You are viewing a plain text version of this content. The canonical link for it is here.
Posted to user@flink.apache.org by Amit Bhatia <bh...@gmail.com> on 2021/09/01 04:07:25 UTC

Re: Queries regarding Flink upgrade strategies

Hi Matthias,

Thanks for the confirmation.

@Yang Wang <da...@gmail.com> : Any comments from your side ?

Regards,
Amit

On Fri, Aug 27, 2021 at 7:27 PM Matthias Pohl <ma...@ververica.com>
wrote:

> Thanks for clarifying that, Amit. Rolling updates with JobManagers and
> TaskManagers coming from different Flink versions in the same Flink cluster
> is not supported.
>
> @Yang Wang <da...@gmail.com> Do you have any recommendations you
> could share in this regard?
>
> Best,
> Matthias
>
> On Fri, Aug 27, 2021 at 2:44 PM Amit Bhatia <bh...@gmail.com>
> wrote:
>
>> Hi Matthias,
>>
>> What you mention is a little tricky. When we create a new cluster it will
>> have its own volume (PVC)  so sending savepoint/checkpoint data from volume
>> (PVC) of the older cluster to the newer cluster is a manual task. Also not
>> sure if savepoint/checkpoint data needs to be copied to the newer flink
>> cluster before flink starts. This approach is more like a blue/green
>> upgrade strategy.
>>
>> I wanted to understand if Flink supports rollingUpdate where we update
>> Taskmanager and Jobmanager pods one by one and its impact when during
>> upgrade Jobmanagers & Taskmanger pods are on different  versions.
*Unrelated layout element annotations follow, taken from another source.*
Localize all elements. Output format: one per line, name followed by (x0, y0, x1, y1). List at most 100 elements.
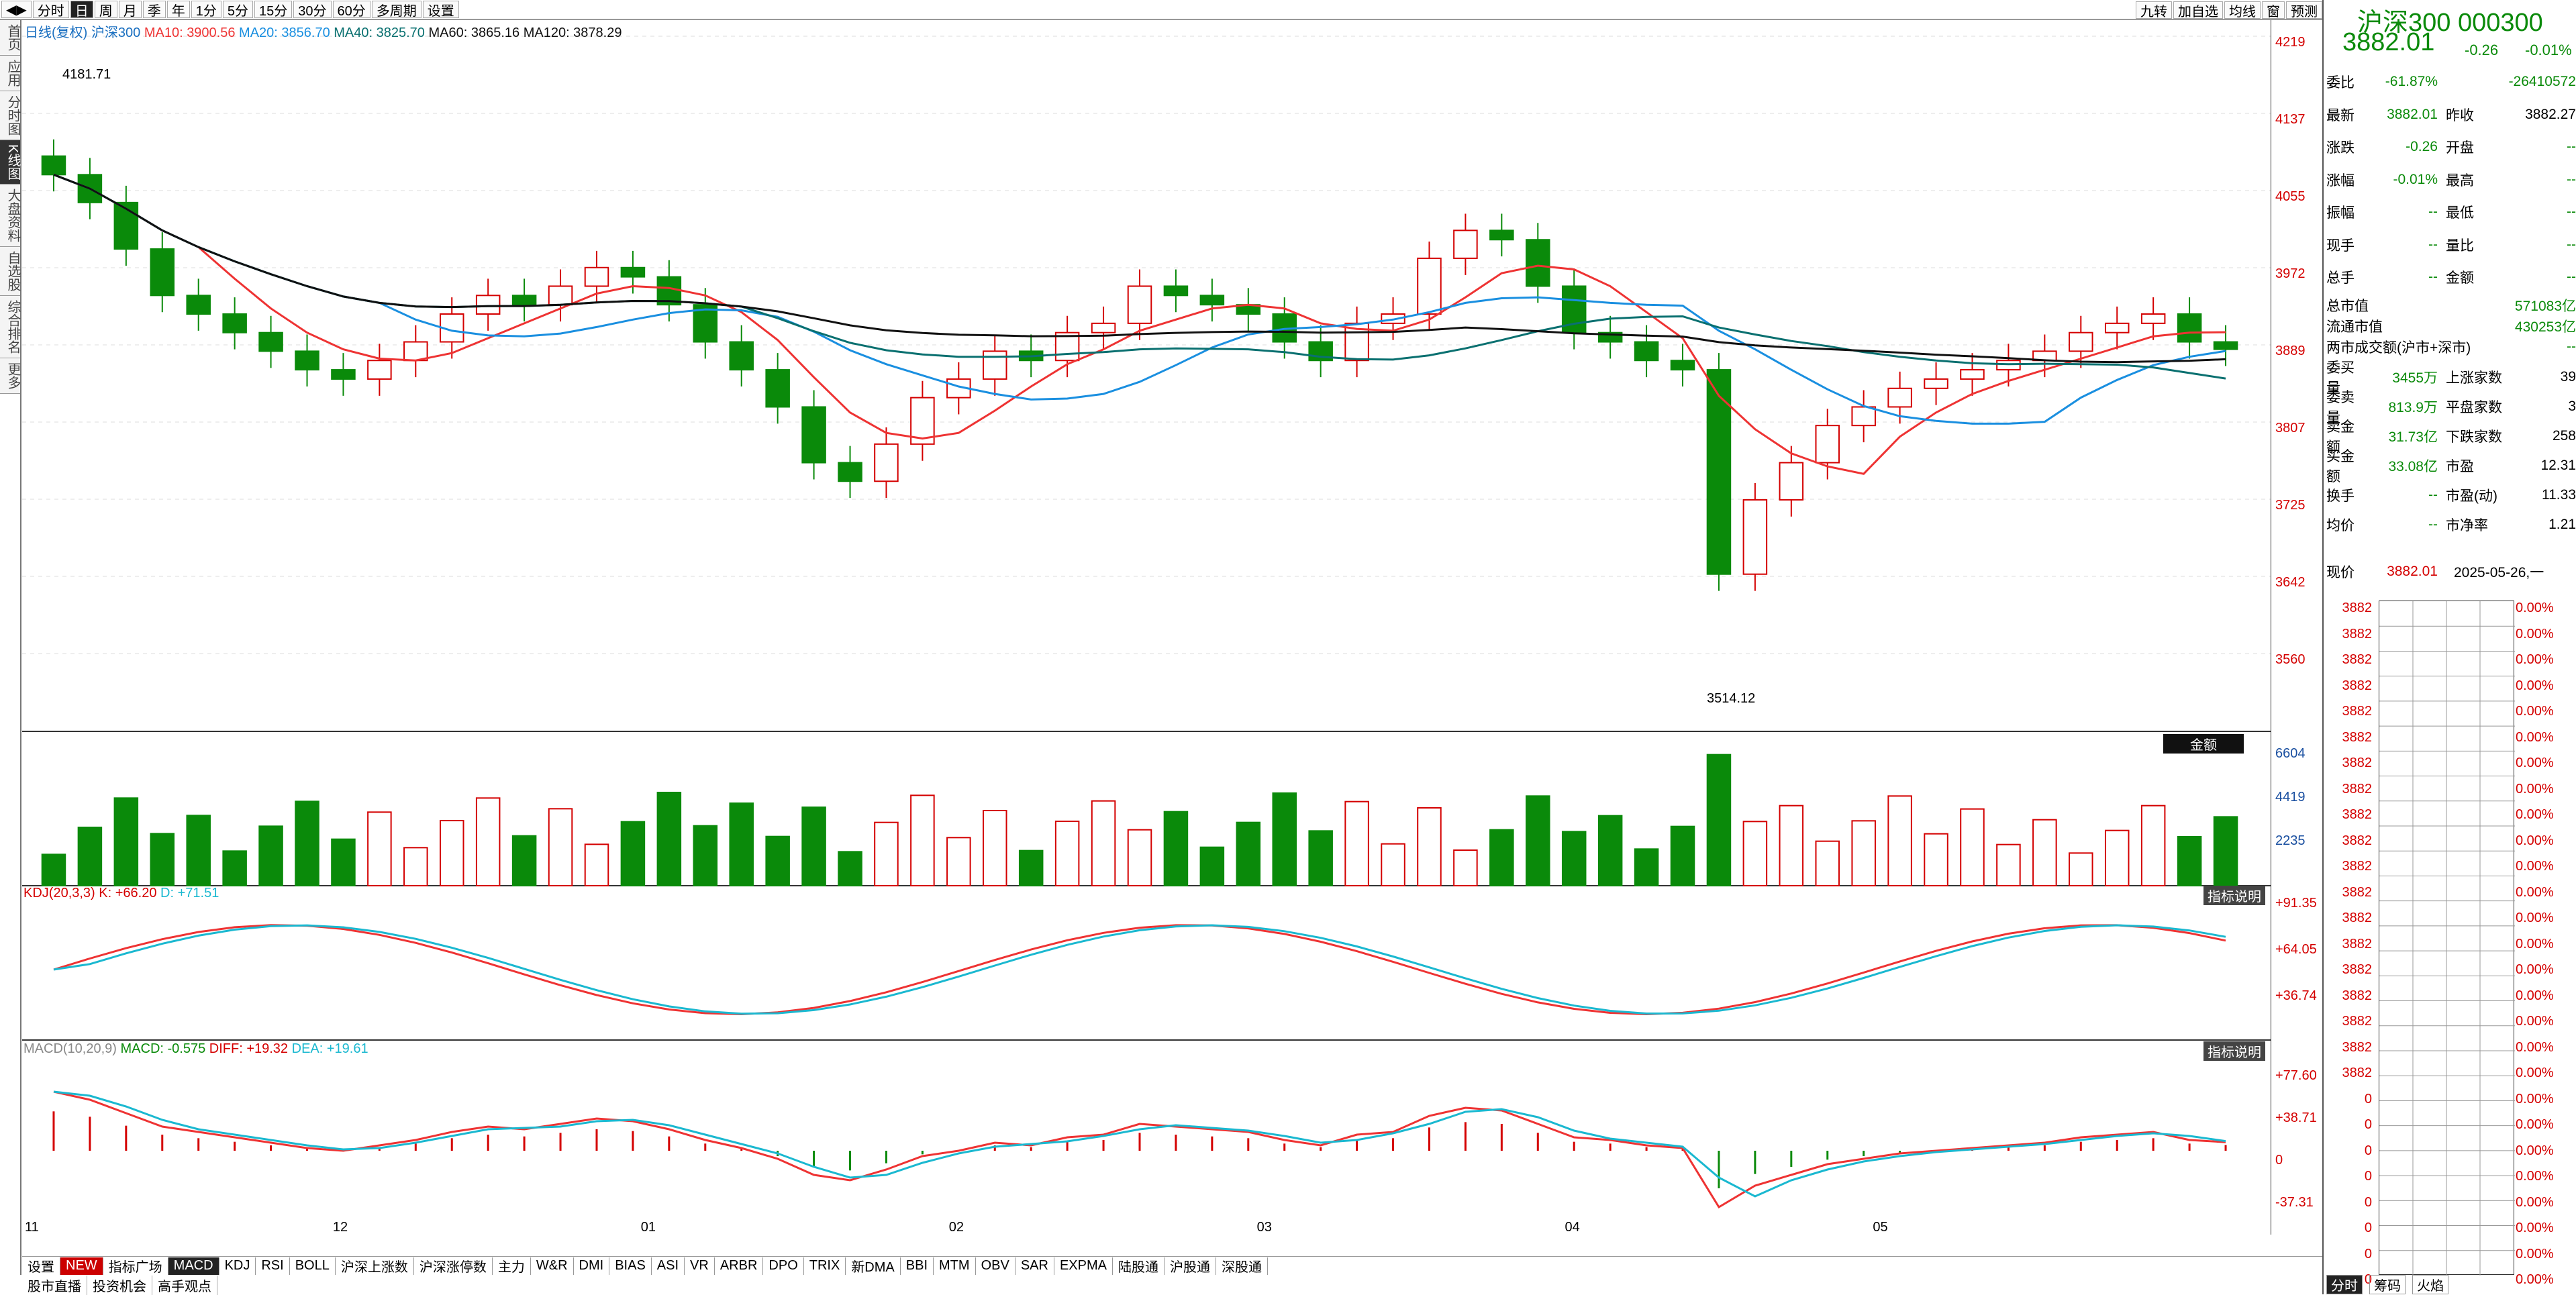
volume-bar-8 (331, 838, 356, 886)
quote-label-1: 最新 (2326, 107, 2355, 123)
volume-bar-26 (983, 810, 1007, 886)
candle-body-59 (2177, 313, 2202, 343)
volume-bar-51 (1887, 795, 1912, 887)
period-tab-7[interactable]: 5分 (222, 1, 254, 19)
indicator-tab-18[interactable]: 新DMA (846, 1257, 901, 1275)
indicator-tab-12[interactable]: BIAS (609, 1257, 652, 1275)
period-tab-10[interactable]: 60分 (332, 1, 370, 19)
macd-help-button[interactable]: 指标说明 (2203, 1041, 2265, 1061)
indicator-tab-3[interactable]: MACD (168, 1257, 219, 1275)
period-tab-12[interactable]: 设置 (422, 1, 459, 19)
toolbar-right-item-0[interactable]: 九转 (2136, 1, 2172, 19)
indicator-tab-2[interactable]: 指标广场 (103, 1257, 168, 1275)
order-value2-2: 258 (2552, 428, 2576, 444)
period-tab-0[interactable]: 分时 (32, 1, 69, 19)
indicator-tab-0[interactable]: 设置 (22, 1257, 60, 1275)
indicator-tab-10[interactable]: W&R (531, 1257, 574, 1275)
volume-tag[interactable]: 金额 (2163, 734, 2244, 754)
left-nav-item-7[interactable]: 更多 (0, 358, 20, 395)
ma10-label: MA10: 3900.56 (144, 25, 236, 40)
indicator-tab-21[interactable]: OBV (976, 1257, 1015, 1275)
left-nav-item-5[interactable]: 自选股 (0, 247, 20, 297)
indicator-tab-7[interactable]: 沪深上涨数 (336, 1257, 414, 1275)
depth-price-14: 3882 (2342, 962, 2373, 977)
indicator-tab-22[interactable]: SAR (1015, 1257, 1054, 1275)
toolbar-right-item-1[interactable]: 加自选 (2173, 1, 2223, 19)
mkt-label-0: 总市值 (2326, 299, 2369, 314)
depth-pct-26: 0.00% (2516, 1272, 2554, 1287)
indicator-tab-25[interactable]: 沪股通 (1165, 1257, 1216, 1275)
toolbar-right-item-4[interactable]: 预测 (2286, 1, 2322, 19)
bottom-link-2[interactable]: 高手观点 (152, 1275, 217, 1295)
left-nav-item-4[interactable]: 大盘资料 (0, 185, 20, 248)
panel-tab-1[interactable]: 筹码 (2369, 1275, 2406, 1294)
indicator-tab-6[interactable]: BOLL (290, 1257, 336, 1275)
mkt-row-1: 流通市值 430253亿 (2326, 316, 2576, 336)
toolbar-arrow-icon[interactable]: ◀▶ (1, 1, 32, 18)
indicator-tab-19[interactable]: BBI (901, 1257, 934, 1275)
now-label: 现价 (2326, 565, 2355, 580)
ma60-line (53, 173, 2226, 364)
left-nav-item-2[interactable]: 分时图 (0, 91, 20, 140)
macd-dea-line (53, 1090, 2226, 1198)
period-tab-9[interactable]: 30分 (293, 1, 332, 19)
indicator-tab-13[interactable]: ASI (652, 1257, 685, 1275)
panel-tab-0[interactable]: 分时 (2326, 1275, 2363, 1294)
period-tab-6[interactable]: 1分 (191, 1, 221, 19)
left-nav-item-3[interactable]: K线图 (0, 140, 20, 185)
period-tab-2[interactable]: 周 (94, 1, 117, 19)
mkt-value-2: -- (2567, 339, 2576, 354)
quote-label2-2: 开盘 (2446, 140, 2474, 156)
candle-body-39 (1453, 229, 1478, 259)
bottom-link-0[interactable]: 股市直播 (22, 1275, 87, 1295)
depth-price-12: 3882 (2342, 911, 2373, 925)
kdj-help-button[interactable]: 指标说明 (2203, 886, 2265, 905)
candle-body-49 (1815, 425, 1840, 464)
toolbar-right-item-2[interactable]: 均线 (2224, 1, 2261, 19)
candle-body-2 (113, 201, 139, 250)
order-row-2: 卖金额 31.73亿 下跌家数 258 (2326, 419, 2576, 455)
bottom-link-1[interactable]: 投资机会 (87, 1275, 152, 1295)
period-tab-8[interactable]: 15分 (254, 1, 293, 19)
depth-price-26: 0 (2364, 1272, 2372, 1287)
indicator-tab-1[interactable]: NEW (60, 1257, 103, 1275)
period-tab-3[interactable]: 月 (118, 1, 142, 19)
period-tab-4[interactable]: 季 (142, 1, 166, 19)
indicator-tab-23[interactable]: EXPMA (1054, 1257, 1113, 1275)
left-nav-item-6[interactable]: 综合排名 (0, 296, 20, 359)
quote-date: 2025-05-26,一 (2454, 565, 2544, 580)
volume-bar-18 (693, 825, 718, 886)
volume-bar-27 (1018, 849, 1044, 886)
period-tab-1[interactable]: 日 (70, 1, 93, 19)
indicator-tab-14[interactable]: VR (685, 1257, 715, 1275)
left-nav-item-0[interactable]: 首页 (0, 20, 20, 56)
candle-body-15 (584, 266, 609, 287)
volume-bar-3 (150, 833, 175, 887)
indicator-tab-4[interactable]: KDJ (219, 1257, 256, 1275)
volume-bar-43 (1597, 815, 1623, 886)
indicator-tab-5[interactable]: RSI (256, 1257, 290, 1275)
indicator-tab-8[interactable]: 沪深涨停数 (414, 1257, 493, 1275)
indicator-tab-15[interactable]: ARBR (715, 1257, 764, 1275)
kline-chart[interactable]: 11 12 01 02 03 04 05 (22, 20, 2271, 1235)
left-nav-item-1[interactable]: 应用 (0, 56, 20, 91)
depth-pct-13: 0.00% (2516, 936, 2554, 951)
toolbar-right-item-3[interactable]: 窗 (2262, 1, 2285, 19)
volume-tick-0: 6604 (2275, 746, 2306, 761)
candle-body-10 (403, 341, 428, 362)
period-tab-11[interactable]: 多周期 (371, 1, 422, 19)
indicator-tab-20[interactable]: MTM (934, 1257, 976, 1275)
quote-value-1: 3882.01 (2387, 106, 2438, 122)
indicator-tab-24[interactable]: 陆股通 (1113, 1257, 1165, 1275)
indicator-tab-16[interactable]: DPO (763, 1257, 804, 1275)
indicator-tab-17[interactable]: TRIX (804, 1257, 846, 1275)
indicator-tab-11[interactable]: DMI (574, 1257, 610, 1275)
indicator-tab-9[interactable]: 主力 (493, 1257, 531, 1275)
period-tab-5[interactable]: 年 (166, 1, 190, 19)
volume-bar-40 (1489, 829, 1514, 886)
kdj-tick-0: +91.35 (2275, 896, 2317, 911)
panel-tab-2[interactable]: 火焰 (2412, 1275, 2448, 1294)
indicator-tab-26[interactable]: 深股通 (1216, 1257, 1268, 1275)
price-tick-7: 3642 (2275, 575, 2306, 590)
chart-area[interactable]: 11 12 01 02 03 04 05 日线(复权) 沪深300 MA10: 3900.5… (22, 20, 2271, 1235)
Also the
>> impact of recreate strategy in the same context.
>>
>> Regards,
>> Amit
>>
>> On Fri, Aug 27, 2021 at 5:32 PM Matthias Pohl <ma...@ververica.com>
>> wrote:
>>
>>> The upgrade approach mentioned in my previous answer should also work in
>>> the context of k8s and pods: Creating a Flink cluster having the newer
>>> version should be done before migrating the job using a savepoint. But
>>> maybe, I misunderstand your question. Do you have something in mind where
>>> you upgrade each pod individually, i.e. operating TaskManagers and
>>> JobManagers with different Flink versions in the same Flink cluster?
>>>
>>> Best,
>>> Matthias
>>>
>>> On Fri, Aug 27, 2021 at 11:05 AM Amit Bhatia <bh...@gmail.com>
>>> wrote:
>>>
>>>> Hi Matthias,
>>>>
>>>> Thanks for the information but this upgrade is looking like on native
>>>> (physical/virtual) deployment.
>>>> I want to understand the upgrade strategies on kubernetes deployments
>>>> where Flink is running in pods. If you could help in that area it would be
>>>> great.
>>>>
>>>> Regards,
>>>> Amit Bhatia
>>>>
>>>> On Thu, Aug 26, 2021 at 5:25 PM Matthias Pohl <ma...@ververica.com>
>>>> wrote:
>>>>
>>>>> Hi Amit,
>>>>> upgrading Flink versions means that you should stop your jobs with a
>>>>> savepoint first. A new cluster with the new Flink version can be deployed
>>>>> next. Then, this cluster can be used to start the jobs from the previously
>>>>> created savepoints. Each job should pick up the work from where it stopped.
>>>>> See [1] for further details on how to upgrade Flink.
>>>>> I'm not sure about any Helm-specifics here. But I'm gonna pull Austin
>>>>> into the thread. He might have more insights to share.
>>>>>
>>>>> Best,
>>>>> Matthias
>>>>>
>>>>> [1]
>>>>> https://ci.apache.org/projects/flink/flink-docs-release-1.13/docs/ops/upgrading/#upgrading-the-flink-framework-version
>>>>>
>>>>> On Thu, Aug 26, 2021 at 9:10 AM Amit Bhatia <bh...@gmail.com>
>>>>> wrote:
>>>>>
>>>>>> Hi,
>>>>>>
>>>>>> We are using Flink 1.13.2 with Kubernetes HA solution provided by
>>>>>> flink. We have created a deployment for JobManager and TaskManager with
>>>>>> option to deploy multiple replicas and the same is bundled in a single helm
>>>>>> chart.
>>>>>> So we have below queries regarding Flink upgrade strategies, kindly
>>>>>> help us to answer below queries:
>>>>>>
>>>>>> 1) What upgrade strategies are supported by Flink
>>>>>> (RollingUpdate/Recreate) and which one is recommended for production use?
>>>>>>
>>>>>> 2) During Flink upgrade from version A to version B, if we are using
>>>>>> rollingUpdate then at some point of time multiple versions of Flink JMs &
>>>>>> TMs might be running so does that can cause any corruption/failure for
>>>>>> running Jobs ?
>>>>>>
>>>>>> 3) During Flink upgrade from version A to version B, If we use
>>>>>> recreate then at some point of time if all JMs gets updated to a new
>>>>>> version and TMs are still updating which means TMs are running with
>>>>>> different versions then will this cause any corruption/failure for running
>>>>>> Jobs?
>>>>>>
>>>>>> Regards,
>>>>>> Amit Bhatia
>>>>>>
>>>>>